The video puts it bluntly: ‘Corey Comperatore was not killed by a sniper’s bullet that day because he wasn’t there in the first place.’
It takes us step by step through the process in which Comperatore’s death was faked by a team including actors dressed as cops, a (presumably) paid-off real doctor or someone pretending to be a doctor, a make-up artist, a line-of-sight/crowd-positioning guy, some (possibly fake) Emergency Medical Technicians (EMTs) and lots and lots of rent-a-crowd actors in MAGA hats.
This might sound far-fetched until you watch the footage taken at the rally, mostly focusing on one of the stands flanking the Trump podium where Comperatore was supposedly shot.
One of the things you immediately notice is how incredibly bad at acting the rent-a-crowd actors are. They resemble a Democrat’s cruellest fantasy of what Trump fans look like: garishly dressed, overweight, incredibly dumb - like refugees from the movie Idiocracy. It’s so pastiche-y and parodic you can’t help feeling that you, the viewer are being mocked by whoever staged this farrago. And you probably are. When a man is supposedly shot dead in their midst these people behave not remotely like you would under such circumstances. One guy actually sits down casually on the blood smear left behind after Corey Comperatore’s body is dragged off by medics.
Except it’s not Comperatore’s body, it’s a mannikin. You can tell from its lightness - visible from the lack of muscular tension in the arms of the people carrying it - that no way is this the real body of a hefty firefighter. Another giveaway is that the leg actually has a visible carrying handle attached to it which, so far as I’m aware, no real person actually does. There are lots of other tells: the remarkable lack of blood from someone who has supposedly just been splattered with a headshot (bad make up artist!); the behaviour of the various specialist team members responsible for slipping the mannikin in through the railings, ready for the make-up artist to do her job, and for the line-of-sight guy to make sure there’s a gap in the crowd so the camera filming the event can snatch a shot of ‘Corey’ the mannikin’s bloody face.
If we accept the footage as genuine and the analysis as cogent, then I think it is now impossible to draw any other conclusion than that the entire Butler ‘assassination’ incident was staged and that Trump was definitely in on it.
For some Trump supporters that may still not be a problem.
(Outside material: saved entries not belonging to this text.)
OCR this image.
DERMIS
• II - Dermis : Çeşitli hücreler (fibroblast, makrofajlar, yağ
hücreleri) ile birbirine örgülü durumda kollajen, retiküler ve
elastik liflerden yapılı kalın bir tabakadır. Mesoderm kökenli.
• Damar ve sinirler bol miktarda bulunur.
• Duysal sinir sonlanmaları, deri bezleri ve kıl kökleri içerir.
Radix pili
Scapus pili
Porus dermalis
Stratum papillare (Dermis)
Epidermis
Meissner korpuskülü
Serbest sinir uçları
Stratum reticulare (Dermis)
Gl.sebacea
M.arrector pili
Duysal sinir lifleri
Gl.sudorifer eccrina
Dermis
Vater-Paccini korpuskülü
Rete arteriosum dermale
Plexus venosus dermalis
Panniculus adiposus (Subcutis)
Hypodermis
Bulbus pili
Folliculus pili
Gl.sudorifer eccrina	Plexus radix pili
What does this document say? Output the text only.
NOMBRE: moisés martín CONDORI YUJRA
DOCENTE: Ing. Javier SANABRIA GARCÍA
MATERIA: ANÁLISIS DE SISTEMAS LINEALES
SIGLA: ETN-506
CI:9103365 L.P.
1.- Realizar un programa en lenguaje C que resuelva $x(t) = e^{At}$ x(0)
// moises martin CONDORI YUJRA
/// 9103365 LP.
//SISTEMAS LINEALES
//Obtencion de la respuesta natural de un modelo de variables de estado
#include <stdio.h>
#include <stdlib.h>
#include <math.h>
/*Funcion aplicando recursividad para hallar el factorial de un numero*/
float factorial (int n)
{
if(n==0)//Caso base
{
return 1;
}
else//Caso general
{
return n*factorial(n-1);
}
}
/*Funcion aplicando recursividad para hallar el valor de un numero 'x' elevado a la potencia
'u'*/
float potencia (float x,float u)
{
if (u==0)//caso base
One could, for example, argue that after the last stolen election desperate measures were needed to ensure that the rightful president got in this time. So if it took a fake assassination to tip the balance in Trump’s favour, well, maybe it was a noble lie.
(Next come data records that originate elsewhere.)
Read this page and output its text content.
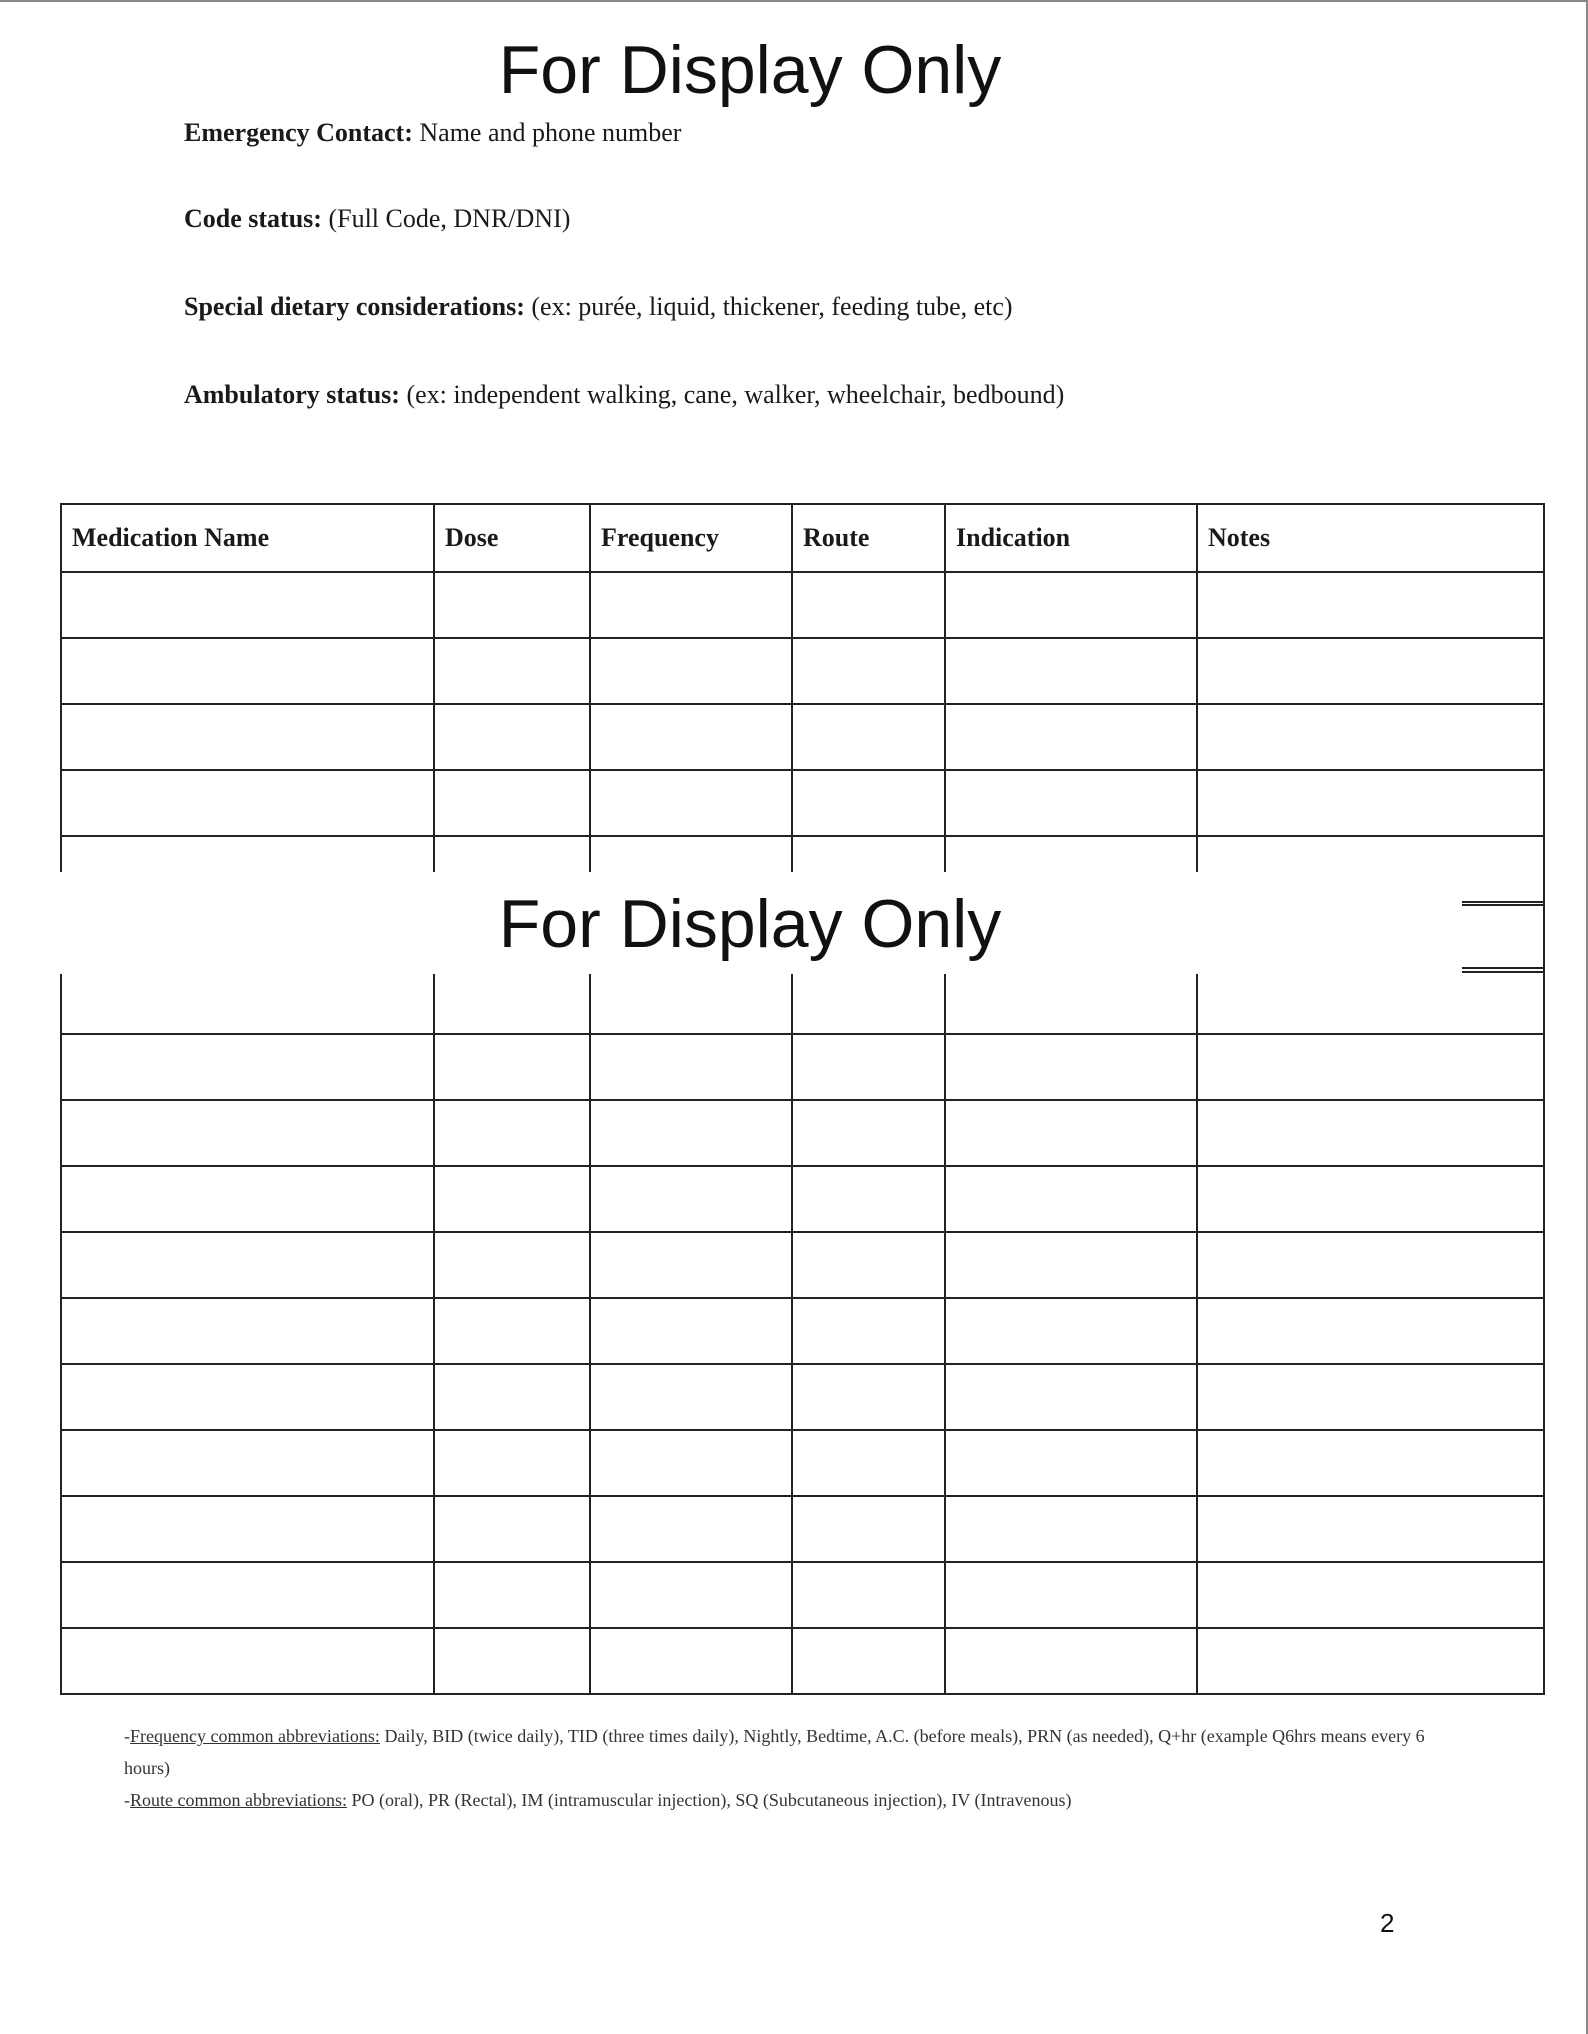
For Display Only
Emergency Contact: Name and phone number
Code status: (Full Code, DNR/DNI)
Special dietary considerations: (ex: purée, liquid, thickener, feeding tube, etc)
Ambulatory status: (ex: independent walking, cane, walker, wheelchair, bedbound)
Medication Name	Dose	Frequency	Route	Indication	Notes

For Display Only
-Frequency common abbreviations: Daily, BID (twice daily), TID (three times daily), Nightly, Bedtime, A.C. (before meals), PRN (as needed), Q+hr (example Q6hrs means every 6 hours)
-Route common abbreviations: PO (oral), PR (Rectal), IM (intramuscular injection), SQ (Subcutaneous injection), IV (Intravenous)
2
My issue with this argument - should anyone be so bold, indeed, so amoral, as to make it - is: where do you stop? I mean, if Trump is prepared to lie so shamelessly, so repeatedly, so deliberately about what really happened that day in Butler, Pennsylvania, why would you trust him on anything?
Let’s give him the benefit of the doubt and assume no one was actually hurt during this stunt, not Corey Comperatore (well obviously not: he wasn’t there!) and not even that patsy kid they had up on the roof waiting patiently for the moment when he was taken out by security. Well even if no innocents were killed during the faking of this attempted assassination, that still means that the next president of the United States is a stone-cold liar. He doesn’t just maybe fib a bit about the odd detail, or embroider his anecdotes, or exaggerate for effect (though obviously he does all these things too). He actually participates in the planning of his Big Lie, possibly months in advance; he stages the lie like the practised actor that he is; he goes on television for days afterwards to reinforce the lie. This is a man so comfortable with lying it seems not even to occur to him that there might be any moral issues involved.
I’m not saying that Trump is any worse than any of the other Deep State actors we’ve come to loathe, fear and despise. But if you think he’s any better than them I’d love to hear your counterargument. “I trust that this lying liar with a long, proven track record of lying isn’t going to lie to me because…”, you can begin your defence. I leave the rest up to you and your evidently fertile imagination.